When an aspiring entrepreneur dreams up a new business, they are probably not thinking about which processes they will put in place to make their company successful.
Some want to make lots of money, others want to change the world somehow, and virtually everyone who strikes out on their own does so in search of a better life for themselves and the people they love.
However, it does not matter how grand your ambitions are or how brilliant your idea is. If you do not take care of the little details that make up a business, then it will come crashing down around your ears.
Processes Are The Foundation Of A Successful Company
“A large majority of businesses fail in the first year because they don’t have a good understanding of their numbers. They can’t read the dials in their business, and they don’t have the business skills to set the strategy,” GrowFactor founder Simon Kallu explains.
One of the essential skills for entrepreneurs to learn is the ability to establish effective and repeatable processes so they can be followed repeatedly.
“Systems pervade any successful organization,” Simon explains. “To ensure quality, consistency, and scalability of every business requires a process that is documented—from how to answer the phone to performing complex work. As a founder, the only way you will be able to transition from business operator to business owner is through documenting and systemizing everything you do.”
“Scaling up is all about delegation – systems ensure you can create consistent quality work. If I were to give one piece of advice to start-ups or scale-ups with a fast-growth trajectory, it would be to write down everything you do so that anyone could come along and pick it up. Then, use video, images, and checklists to create an easy guide. Processes can only be measured, tracked, and improved if there is a route to follow and record. What you can’t measure, you can’t manage.”
Involve Your Team In Planning To Keep Things Running Smoothly
“If you don’t create a process properly, you’ll see a drop in quality and consistency,” Simon explains. “Your team will be following a process document that directs them towards imperfect execution.”
“Not being able to track the process is another critical mistake. Tracking is critical to optimizing. For example, with emails and support, if you can’t track how long it took to reply to a customer, and if they were happy at the end, then how can you improve? Without measurement, there is no management.”

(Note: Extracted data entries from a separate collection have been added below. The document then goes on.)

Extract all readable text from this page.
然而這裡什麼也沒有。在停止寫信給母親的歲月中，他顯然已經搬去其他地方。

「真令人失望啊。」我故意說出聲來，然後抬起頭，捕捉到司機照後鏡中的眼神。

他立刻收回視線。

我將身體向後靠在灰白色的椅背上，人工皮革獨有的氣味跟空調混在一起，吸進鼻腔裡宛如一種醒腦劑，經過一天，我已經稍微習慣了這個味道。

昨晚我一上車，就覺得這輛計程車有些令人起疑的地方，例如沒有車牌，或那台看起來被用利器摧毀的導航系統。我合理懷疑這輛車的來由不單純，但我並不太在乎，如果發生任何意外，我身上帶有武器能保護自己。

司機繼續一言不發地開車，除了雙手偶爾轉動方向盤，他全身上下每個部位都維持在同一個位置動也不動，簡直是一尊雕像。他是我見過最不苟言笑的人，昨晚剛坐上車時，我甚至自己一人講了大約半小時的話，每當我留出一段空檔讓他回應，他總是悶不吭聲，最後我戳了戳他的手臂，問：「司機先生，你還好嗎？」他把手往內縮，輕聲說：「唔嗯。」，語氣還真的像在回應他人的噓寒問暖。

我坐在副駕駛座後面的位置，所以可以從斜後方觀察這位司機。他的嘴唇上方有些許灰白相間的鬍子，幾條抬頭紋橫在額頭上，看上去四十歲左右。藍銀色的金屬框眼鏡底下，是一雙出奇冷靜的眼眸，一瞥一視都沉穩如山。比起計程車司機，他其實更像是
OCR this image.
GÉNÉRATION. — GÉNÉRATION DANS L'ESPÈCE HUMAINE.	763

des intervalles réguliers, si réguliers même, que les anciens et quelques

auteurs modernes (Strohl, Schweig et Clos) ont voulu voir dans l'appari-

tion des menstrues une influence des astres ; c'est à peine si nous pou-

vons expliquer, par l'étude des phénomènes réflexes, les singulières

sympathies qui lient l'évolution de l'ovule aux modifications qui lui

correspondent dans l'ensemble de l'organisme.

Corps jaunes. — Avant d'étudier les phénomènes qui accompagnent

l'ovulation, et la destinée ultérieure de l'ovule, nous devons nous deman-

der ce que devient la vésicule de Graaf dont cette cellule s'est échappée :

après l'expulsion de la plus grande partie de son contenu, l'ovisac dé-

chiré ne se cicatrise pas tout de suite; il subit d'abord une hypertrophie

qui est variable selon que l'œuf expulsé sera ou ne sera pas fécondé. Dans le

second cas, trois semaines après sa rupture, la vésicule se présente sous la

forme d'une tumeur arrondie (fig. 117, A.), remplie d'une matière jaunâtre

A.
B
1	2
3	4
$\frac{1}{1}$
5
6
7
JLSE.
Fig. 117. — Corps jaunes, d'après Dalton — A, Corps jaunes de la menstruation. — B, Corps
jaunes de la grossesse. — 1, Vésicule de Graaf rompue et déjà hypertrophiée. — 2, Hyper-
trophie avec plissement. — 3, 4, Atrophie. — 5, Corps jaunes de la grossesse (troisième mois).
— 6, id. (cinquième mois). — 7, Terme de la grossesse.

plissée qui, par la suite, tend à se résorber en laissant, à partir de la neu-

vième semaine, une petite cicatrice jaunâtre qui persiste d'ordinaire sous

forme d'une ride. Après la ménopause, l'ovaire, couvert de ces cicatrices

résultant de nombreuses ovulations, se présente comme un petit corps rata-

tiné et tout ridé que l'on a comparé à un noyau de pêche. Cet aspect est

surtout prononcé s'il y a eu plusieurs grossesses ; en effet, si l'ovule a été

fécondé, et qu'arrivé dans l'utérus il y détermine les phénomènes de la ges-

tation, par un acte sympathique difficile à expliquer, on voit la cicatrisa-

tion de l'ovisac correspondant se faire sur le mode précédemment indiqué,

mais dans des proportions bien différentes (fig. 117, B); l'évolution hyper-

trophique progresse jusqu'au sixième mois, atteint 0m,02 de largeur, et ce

“You need to bring the team into the process, create a habit out of process documentation creation, but also review and regularly reflect on previously created processes. A culture of Kaizen or continuous improvement is key.”
Although the business owner will always be involved in establishing processes because they need to ensure the systems are closely aligned to their operating vision, that does not mean they should do all the work.
“The founders set process because ultimately the business was set up by you,” Simon says. “You know best why you started, what you want to achieve, and why you are different. However, your team needs to follow it. If they don’t see the “why” for them, it’ll be a constant and never-ending battle to get them to engage.”
“It’s proven that you need to engage them, or else they will feel like they are being dictated to. They need to be part of the process. My advice is that when you have a team, get them to write their documents. Review them and discuss them as a team. Finalize them and sign off as a team. Don’t dictate in a process meeting; ask for your team’s input. Get them to comment on the documents. Make it interesting by using video, software, and discussion.”